Alternatives to Working
If you don’t think you can balance a job and your classes, you might want to consider taking out private student loans for graduate school. That will give you enough to cover the cost of tuition and your living expenses, as well as any textbooks. You’ll have more time to focus on your studies since you won’t have to work.
Can You Handle a Job?
What you can handle is different from your friend’s can. Some people might be able to support a family while working two jobs in school. But there are also plenty of students who took on more than they could handle and suffered as a result. You know yourself best and how you’ll do under pressure. Will it make you work harder to get everything done? Or will you become overwhelmed?
Before applying to jobs, put together a schedule with study time, classes, and other activities to get an idea of how many hours a week you could work. Don’t forget to schedule time for yourself to avoid burnout. To successfully integrate a job with life as a graduate student, it’s important to prioritize your studies while ensuring that you don’t miss out on fun activities. If you can, you may want to wait a semester before becoming employed. That way, you can become accustomed to your new life.
Is it Worthwhile?
There are many aspects to a job beyond the money. Consider why you want a particular job. They aren’t created equal. Some offer valuable exposure or professional contacts. Others give you work experience or even college credit. Ask what you’re looking for in your workplace. Is the pay more than the minimum wage? Does it offer you a good experience? How far is it from campus or your apartment? You might enjoy a chance of meeting people outside the academic world.
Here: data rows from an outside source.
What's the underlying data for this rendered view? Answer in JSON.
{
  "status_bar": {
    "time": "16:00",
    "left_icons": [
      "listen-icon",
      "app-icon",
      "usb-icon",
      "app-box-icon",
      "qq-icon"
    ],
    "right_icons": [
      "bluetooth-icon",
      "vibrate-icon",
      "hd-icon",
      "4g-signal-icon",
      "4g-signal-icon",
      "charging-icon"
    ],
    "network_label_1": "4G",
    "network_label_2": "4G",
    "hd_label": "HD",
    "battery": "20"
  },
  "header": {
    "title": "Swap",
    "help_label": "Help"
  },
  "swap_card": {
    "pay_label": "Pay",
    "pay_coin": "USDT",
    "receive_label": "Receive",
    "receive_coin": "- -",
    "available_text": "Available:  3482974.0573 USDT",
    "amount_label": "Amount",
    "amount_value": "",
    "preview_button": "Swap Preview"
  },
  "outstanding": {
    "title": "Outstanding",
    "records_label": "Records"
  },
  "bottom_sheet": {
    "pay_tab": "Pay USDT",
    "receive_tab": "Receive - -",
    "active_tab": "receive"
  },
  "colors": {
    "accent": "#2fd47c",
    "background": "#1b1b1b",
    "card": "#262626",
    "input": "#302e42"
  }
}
If it does not meet your requirements, you may want to reconsider it. You can always find employment elsewhere. But if it looks like it’ll be a big drain on your time, look elsewhere. Your academic record is harder to replace if you don’t do well in your classes. Remember why you’re attending graduate school – to get a good career and find work that you love. Working should enhance your goals instead of hindering you. That’s why you want to determine if it’ll be detrimental to your school experience. You’re there to learn, but you’re likely only in graduate school once. If you can, take time to enjoy yourself by getting involved with friends, organizations, and the local community.